Alfred Heather


Heather, Alfred
Alfred Heather. Tenor, teacher, b London 21 Mar 1876, d Toronto 8 Aug 1932. He studied with T.A. Wallworth, Alessandro Romilly, and Sir Charles Santley, was a lay-vicar (adult chorister) 1905-15 at Westminster Abbey, sang at festivals throughout Britain, toured with the Beecham and Quinlan opera companies, and made many records for HMV and, 1906-11, Pathé. He taught for some years at the GSM, London, and after World War I joined a company which had been assembled to stage a 1920 revival of The Beggar's Opera at the Lyric Theatre, Hammersmith. The company toured Canada in 1921 and was disbanded abruptly in the mid-West. Nothing daunted, Heather gave a recital in Regina which prompted Regina College to engage him as a teacher. He left Regina in 1923 to sing in Toronto, and taught 1924-5 at the TCM. As a singer he was best known in Canada in the role of the Evangelist in the early performances of the St Matthew Passion under Sir Ernest MacMillan.
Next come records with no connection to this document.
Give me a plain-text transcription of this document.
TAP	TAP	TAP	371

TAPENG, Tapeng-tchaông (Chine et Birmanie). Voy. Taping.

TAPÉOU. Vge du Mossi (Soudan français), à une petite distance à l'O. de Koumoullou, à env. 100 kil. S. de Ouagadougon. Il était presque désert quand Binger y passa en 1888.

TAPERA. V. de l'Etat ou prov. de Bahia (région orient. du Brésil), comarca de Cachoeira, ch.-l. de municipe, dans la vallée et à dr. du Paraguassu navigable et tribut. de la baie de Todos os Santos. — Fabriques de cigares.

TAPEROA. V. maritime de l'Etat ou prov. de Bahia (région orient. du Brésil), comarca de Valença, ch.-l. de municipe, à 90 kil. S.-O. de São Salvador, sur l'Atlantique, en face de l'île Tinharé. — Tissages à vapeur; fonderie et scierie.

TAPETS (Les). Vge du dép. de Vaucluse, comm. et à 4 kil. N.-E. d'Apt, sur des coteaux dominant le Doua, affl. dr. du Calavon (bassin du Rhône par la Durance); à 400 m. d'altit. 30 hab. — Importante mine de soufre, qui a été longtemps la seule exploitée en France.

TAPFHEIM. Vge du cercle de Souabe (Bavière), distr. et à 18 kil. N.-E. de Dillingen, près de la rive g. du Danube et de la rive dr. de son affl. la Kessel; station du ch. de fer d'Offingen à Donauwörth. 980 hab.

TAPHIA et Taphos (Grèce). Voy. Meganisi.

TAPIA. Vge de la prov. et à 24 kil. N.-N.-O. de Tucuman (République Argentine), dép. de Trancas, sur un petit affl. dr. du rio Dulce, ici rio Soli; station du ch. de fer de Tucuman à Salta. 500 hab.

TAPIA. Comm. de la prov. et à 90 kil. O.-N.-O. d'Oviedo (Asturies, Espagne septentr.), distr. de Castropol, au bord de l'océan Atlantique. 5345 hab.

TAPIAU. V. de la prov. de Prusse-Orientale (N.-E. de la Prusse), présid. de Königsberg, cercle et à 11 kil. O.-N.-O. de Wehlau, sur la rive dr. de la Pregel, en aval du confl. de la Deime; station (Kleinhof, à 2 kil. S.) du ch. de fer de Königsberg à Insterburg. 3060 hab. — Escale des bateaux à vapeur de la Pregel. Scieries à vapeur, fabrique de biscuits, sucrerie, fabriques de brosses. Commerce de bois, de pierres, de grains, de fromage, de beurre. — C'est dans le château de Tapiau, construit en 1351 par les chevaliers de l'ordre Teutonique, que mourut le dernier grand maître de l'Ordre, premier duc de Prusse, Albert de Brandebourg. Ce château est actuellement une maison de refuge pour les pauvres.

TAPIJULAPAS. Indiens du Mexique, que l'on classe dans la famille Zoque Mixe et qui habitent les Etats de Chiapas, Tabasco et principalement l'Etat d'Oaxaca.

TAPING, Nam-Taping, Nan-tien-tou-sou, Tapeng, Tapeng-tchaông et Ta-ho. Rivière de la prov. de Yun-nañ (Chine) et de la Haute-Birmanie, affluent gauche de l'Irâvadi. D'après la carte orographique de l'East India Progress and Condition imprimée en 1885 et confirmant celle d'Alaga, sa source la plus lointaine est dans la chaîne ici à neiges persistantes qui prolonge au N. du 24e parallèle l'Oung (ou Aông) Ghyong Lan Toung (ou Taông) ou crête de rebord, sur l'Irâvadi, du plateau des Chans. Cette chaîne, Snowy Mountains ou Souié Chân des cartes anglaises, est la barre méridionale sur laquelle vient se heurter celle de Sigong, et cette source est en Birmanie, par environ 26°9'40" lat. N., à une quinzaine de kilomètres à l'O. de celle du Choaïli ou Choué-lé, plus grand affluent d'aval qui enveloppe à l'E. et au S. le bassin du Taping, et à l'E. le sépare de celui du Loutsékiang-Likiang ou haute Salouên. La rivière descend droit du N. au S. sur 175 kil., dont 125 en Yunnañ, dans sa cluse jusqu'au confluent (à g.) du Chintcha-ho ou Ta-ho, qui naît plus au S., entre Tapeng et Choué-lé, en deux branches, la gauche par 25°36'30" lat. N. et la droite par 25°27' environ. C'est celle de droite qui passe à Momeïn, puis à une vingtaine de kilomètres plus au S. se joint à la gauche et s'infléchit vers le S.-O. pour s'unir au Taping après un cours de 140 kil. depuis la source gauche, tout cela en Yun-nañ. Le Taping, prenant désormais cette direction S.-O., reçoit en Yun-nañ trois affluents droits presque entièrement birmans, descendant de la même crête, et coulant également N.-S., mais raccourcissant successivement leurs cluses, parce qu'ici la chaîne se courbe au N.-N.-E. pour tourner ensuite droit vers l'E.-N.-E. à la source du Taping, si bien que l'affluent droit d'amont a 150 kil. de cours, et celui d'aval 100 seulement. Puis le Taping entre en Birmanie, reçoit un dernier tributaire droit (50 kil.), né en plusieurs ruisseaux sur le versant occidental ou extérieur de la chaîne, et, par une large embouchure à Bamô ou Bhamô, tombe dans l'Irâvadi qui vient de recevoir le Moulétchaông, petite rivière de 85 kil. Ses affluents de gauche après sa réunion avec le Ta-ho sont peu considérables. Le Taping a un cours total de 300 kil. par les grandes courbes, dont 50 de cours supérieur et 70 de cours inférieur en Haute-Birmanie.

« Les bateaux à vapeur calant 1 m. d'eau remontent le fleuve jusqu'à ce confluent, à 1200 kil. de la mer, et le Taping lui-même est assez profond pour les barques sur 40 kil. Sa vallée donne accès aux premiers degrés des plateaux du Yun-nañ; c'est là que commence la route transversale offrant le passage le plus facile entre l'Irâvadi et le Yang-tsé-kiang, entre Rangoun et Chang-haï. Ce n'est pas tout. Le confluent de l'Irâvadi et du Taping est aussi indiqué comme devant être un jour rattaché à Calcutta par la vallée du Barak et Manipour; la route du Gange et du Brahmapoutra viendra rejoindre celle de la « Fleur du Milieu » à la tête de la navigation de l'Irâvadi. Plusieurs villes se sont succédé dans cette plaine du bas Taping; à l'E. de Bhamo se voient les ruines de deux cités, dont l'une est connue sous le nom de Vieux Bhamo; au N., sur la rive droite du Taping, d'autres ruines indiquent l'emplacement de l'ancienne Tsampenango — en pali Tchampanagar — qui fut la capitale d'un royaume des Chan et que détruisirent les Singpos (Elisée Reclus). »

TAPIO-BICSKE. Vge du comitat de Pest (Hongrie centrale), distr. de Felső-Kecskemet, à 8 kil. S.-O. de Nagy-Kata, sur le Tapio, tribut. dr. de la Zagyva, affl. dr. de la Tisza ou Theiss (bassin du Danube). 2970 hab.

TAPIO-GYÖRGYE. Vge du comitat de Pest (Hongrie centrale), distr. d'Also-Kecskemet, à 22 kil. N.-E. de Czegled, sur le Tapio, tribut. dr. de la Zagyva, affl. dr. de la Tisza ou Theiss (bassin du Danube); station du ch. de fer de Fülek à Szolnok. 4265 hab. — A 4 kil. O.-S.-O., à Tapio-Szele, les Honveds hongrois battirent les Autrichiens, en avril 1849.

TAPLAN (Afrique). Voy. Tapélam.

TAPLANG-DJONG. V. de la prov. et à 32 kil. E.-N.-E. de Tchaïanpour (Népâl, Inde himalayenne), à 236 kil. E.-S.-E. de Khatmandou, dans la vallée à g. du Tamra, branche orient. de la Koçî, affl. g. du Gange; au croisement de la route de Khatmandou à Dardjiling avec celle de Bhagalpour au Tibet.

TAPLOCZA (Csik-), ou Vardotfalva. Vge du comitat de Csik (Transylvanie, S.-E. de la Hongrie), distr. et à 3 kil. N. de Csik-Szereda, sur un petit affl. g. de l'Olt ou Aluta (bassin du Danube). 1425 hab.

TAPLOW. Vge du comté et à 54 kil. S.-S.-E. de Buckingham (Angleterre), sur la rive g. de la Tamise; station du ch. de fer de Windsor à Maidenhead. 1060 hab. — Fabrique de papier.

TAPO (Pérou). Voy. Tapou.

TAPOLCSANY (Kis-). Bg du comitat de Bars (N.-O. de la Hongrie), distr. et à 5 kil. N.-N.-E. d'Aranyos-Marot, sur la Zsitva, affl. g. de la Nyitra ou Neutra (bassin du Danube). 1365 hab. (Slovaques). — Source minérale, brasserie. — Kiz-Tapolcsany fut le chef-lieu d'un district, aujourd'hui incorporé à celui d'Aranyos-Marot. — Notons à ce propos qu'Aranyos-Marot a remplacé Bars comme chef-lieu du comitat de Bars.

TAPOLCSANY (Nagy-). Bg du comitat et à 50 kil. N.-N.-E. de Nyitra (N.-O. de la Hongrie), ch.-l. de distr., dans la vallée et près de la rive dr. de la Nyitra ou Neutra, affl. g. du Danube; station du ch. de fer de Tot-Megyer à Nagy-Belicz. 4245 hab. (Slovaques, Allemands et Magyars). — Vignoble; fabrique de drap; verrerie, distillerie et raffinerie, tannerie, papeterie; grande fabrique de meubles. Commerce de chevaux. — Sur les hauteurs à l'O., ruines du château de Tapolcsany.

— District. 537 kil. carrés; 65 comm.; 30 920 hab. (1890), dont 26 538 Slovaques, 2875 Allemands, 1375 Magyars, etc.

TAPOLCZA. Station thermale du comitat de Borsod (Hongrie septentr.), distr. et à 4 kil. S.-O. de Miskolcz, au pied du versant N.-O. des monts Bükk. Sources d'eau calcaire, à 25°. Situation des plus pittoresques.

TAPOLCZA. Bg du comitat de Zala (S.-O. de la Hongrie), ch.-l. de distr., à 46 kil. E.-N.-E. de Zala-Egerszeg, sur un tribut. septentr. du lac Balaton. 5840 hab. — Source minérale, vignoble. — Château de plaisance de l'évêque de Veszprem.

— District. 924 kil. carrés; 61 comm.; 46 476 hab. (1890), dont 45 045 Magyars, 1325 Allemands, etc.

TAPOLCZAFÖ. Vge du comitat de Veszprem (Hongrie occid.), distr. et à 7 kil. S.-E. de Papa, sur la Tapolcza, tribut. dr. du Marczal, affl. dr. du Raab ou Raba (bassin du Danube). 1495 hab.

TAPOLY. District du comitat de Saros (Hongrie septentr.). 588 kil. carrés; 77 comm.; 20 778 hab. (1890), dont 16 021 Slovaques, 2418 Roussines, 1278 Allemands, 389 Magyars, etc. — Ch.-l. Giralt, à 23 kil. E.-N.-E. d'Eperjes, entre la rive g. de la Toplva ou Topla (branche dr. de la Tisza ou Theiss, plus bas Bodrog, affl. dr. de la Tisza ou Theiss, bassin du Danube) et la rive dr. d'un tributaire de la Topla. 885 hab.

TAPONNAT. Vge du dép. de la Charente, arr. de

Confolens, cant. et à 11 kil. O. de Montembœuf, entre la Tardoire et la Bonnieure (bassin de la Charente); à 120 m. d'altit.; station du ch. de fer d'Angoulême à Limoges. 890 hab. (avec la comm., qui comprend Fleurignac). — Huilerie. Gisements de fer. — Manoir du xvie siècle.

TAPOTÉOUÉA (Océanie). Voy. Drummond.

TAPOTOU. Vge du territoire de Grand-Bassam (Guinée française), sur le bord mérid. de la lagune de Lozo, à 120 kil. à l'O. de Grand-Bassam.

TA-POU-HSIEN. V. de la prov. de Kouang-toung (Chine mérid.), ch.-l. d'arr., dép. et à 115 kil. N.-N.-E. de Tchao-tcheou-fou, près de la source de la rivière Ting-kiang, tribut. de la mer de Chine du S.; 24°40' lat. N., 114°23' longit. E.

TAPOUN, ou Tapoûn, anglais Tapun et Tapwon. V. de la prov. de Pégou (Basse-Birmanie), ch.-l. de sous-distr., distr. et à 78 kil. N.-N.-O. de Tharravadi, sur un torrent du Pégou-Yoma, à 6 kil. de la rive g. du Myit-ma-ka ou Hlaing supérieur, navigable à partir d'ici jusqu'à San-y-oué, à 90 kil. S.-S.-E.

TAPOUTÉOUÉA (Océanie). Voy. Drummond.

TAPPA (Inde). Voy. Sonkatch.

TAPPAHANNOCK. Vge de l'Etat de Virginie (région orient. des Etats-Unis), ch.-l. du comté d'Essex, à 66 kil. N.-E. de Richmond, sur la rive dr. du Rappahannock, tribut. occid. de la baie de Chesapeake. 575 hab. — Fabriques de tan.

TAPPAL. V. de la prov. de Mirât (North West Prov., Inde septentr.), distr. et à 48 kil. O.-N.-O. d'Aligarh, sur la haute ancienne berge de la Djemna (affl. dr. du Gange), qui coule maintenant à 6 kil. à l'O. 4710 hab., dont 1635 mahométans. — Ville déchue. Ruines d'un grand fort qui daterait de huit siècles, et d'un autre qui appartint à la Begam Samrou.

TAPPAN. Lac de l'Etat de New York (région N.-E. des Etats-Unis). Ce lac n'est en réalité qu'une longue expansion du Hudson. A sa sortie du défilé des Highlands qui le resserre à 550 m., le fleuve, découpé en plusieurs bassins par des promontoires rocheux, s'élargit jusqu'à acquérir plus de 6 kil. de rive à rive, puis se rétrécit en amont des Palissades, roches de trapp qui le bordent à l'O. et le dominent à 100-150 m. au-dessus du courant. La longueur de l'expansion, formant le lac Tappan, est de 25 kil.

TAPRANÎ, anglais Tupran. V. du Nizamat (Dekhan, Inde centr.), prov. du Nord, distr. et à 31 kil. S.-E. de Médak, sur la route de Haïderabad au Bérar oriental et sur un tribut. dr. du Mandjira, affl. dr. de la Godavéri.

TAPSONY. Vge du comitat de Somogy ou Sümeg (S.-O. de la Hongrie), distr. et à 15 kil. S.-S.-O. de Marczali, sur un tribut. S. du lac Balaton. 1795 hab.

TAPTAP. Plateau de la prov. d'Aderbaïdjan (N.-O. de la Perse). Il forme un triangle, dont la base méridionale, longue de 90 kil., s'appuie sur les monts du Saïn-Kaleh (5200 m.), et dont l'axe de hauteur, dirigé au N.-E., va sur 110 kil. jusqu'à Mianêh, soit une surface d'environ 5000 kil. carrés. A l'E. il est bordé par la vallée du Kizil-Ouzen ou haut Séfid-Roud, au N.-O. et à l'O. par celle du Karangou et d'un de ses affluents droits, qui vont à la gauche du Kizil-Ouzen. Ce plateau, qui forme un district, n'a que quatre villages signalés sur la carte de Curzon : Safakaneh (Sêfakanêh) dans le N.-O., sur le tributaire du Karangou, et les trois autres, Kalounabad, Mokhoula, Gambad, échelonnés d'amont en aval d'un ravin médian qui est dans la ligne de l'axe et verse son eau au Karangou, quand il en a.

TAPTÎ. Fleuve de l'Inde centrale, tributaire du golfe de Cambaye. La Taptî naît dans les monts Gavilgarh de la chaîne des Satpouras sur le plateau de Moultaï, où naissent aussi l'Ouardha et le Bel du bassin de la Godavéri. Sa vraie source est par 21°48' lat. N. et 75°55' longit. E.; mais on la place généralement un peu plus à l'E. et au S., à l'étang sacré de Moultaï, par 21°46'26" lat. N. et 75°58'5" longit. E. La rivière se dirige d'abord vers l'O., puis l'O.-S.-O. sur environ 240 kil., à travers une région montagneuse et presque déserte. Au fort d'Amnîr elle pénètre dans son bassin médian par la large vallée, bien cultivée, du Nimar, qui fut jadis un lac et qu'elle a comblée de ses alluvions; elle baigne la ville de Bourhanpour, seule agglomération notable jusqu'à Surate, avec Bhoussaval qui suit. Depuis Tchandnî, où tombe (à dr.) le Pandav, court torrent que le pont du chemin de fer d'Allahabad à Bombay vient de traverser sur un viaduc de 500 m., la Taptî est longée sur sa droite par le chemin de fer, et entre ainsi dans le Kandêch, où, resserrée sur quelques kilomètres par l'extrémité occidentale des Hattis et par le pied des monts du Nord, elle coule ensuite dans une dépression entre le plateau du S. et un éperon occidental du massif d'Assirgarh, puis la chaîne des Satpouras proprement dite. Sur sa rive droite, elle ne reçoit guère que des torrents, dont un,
When he sang the role in 1926 a Toronto critic called him 'an artist of very rare distinction'. His was the standard by which other performances in the work were judged for many years. While he did not sing in public after 1926, he directed the CPR Festivals' opera productions at Banff (1929), and the Toronto production of Hugh the Drover (15 and 18 Nov 1929).